Process individual entries in parallel with entry specific results
ObjectGrid provides the capability for a client to ask for an application agent to perform operations on specific entries. The entries are specified using keys or can also be specified using a query. The ObjectGrid then returns a Map holding the keys of entries processed and the result for those entries. The ObjectGrid receives the request from the client, determines which partitions have the data for the keys, then runs the application logic in parallel to get the processed entries results. Once all the partitions process their entries, the results are returned to the client.
This works very well for finding all customers matching a very specific query but would not work if a client asked for the salaries of every entry in a grid with a million entries. The client would run out of memory and receiving millions of results. This pattern works best when the partitions return an amount of data thats small enough for a single client to process. If a lot of data gets returned to the client then we recommend using the pattern below to push more intermediate processing in to the grid.
Process groups of entries and aggregate them to a single result.
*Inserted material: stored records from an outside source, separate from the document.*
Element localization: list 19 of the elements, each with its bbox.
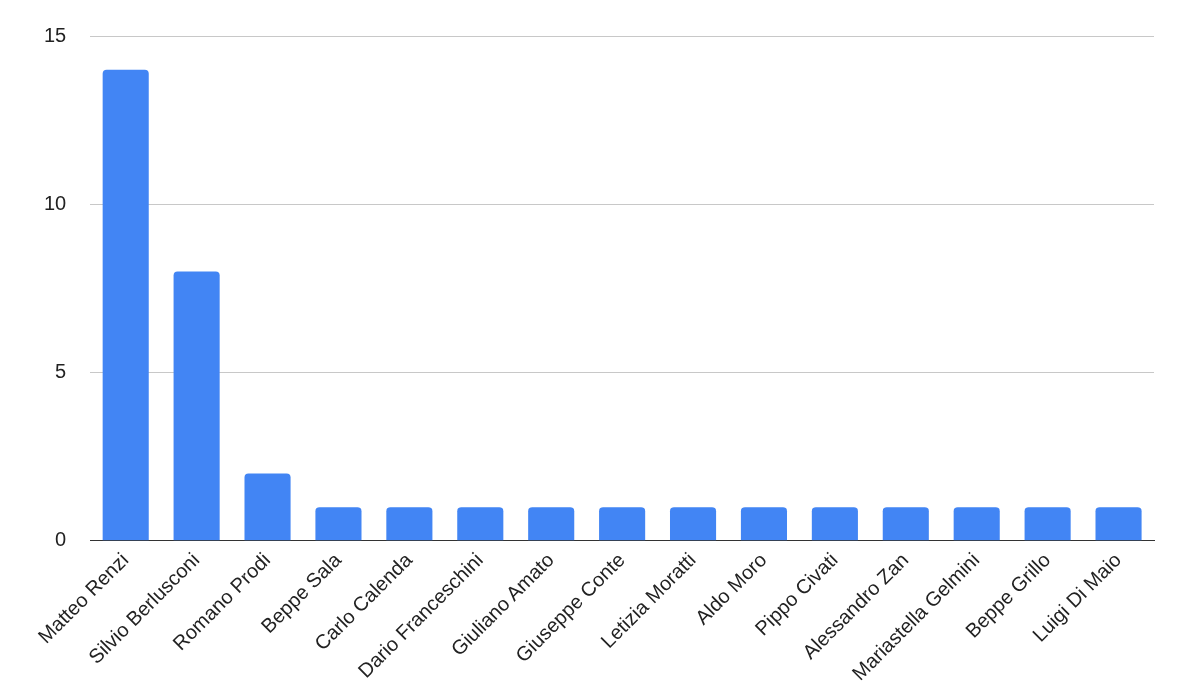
bar: [1095, 507, 1142, 541]
y-tick-label: 5: [55, 360, 67, 383]
bar: [599, 507, 646, 541]
bar: [386, 507, 433, 541]
bar: [669, 507, 717, 541]
bar: [244, 473, 291, 541]
bar: [102, 69, 149, 541]
bar: [811, 507, 858, 541]
bar: [315, 507, 362, 541]
bar: [173, 271, 220, 541]
bar: [1024, 507, 1071, 541]
bar: [953, 507, 1000, 541]
y-tick-label: 10: [44, 191, 67, 214]
bar: [882, 507, 929, 541]
bar: [457, 507, 504, 541]
bar: [740, 507, 788, 541]
y-tick-label: 15: [44, 23, 67, 46]
bar: [528, 507, 575, 541]
y-tick-label: 0: [55, 528, 67, 551]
Rather than pull all the data back to the client which leads to the problem described previously, the data is processed as much as possible on partition nodes. This minimizes the amount of data returning to the client and also means that the processing is performed using the power of the grid rather than on a single client. For example, if a client wanted to know the total of the salaries for all customers held in the grid, then the sum of the customers for each partition is calculated on the partition, then those results are aggregated and returned to the client. This allows the power of the grid to handle the intermediate results also. This approach allows the client to ask the grid to process Tera bytes of data and receive the aggregate result.
Cross partition query support
Typically, a client interacts with a single partition at a time. For example, if you have a grid that stores employees, each employee has an associated department, and you want to partition the grid on an employee, then how do you find all the employees in a certain department? This is a cross partition query and the DataGrid APIs can be used to solve this with a parallel query.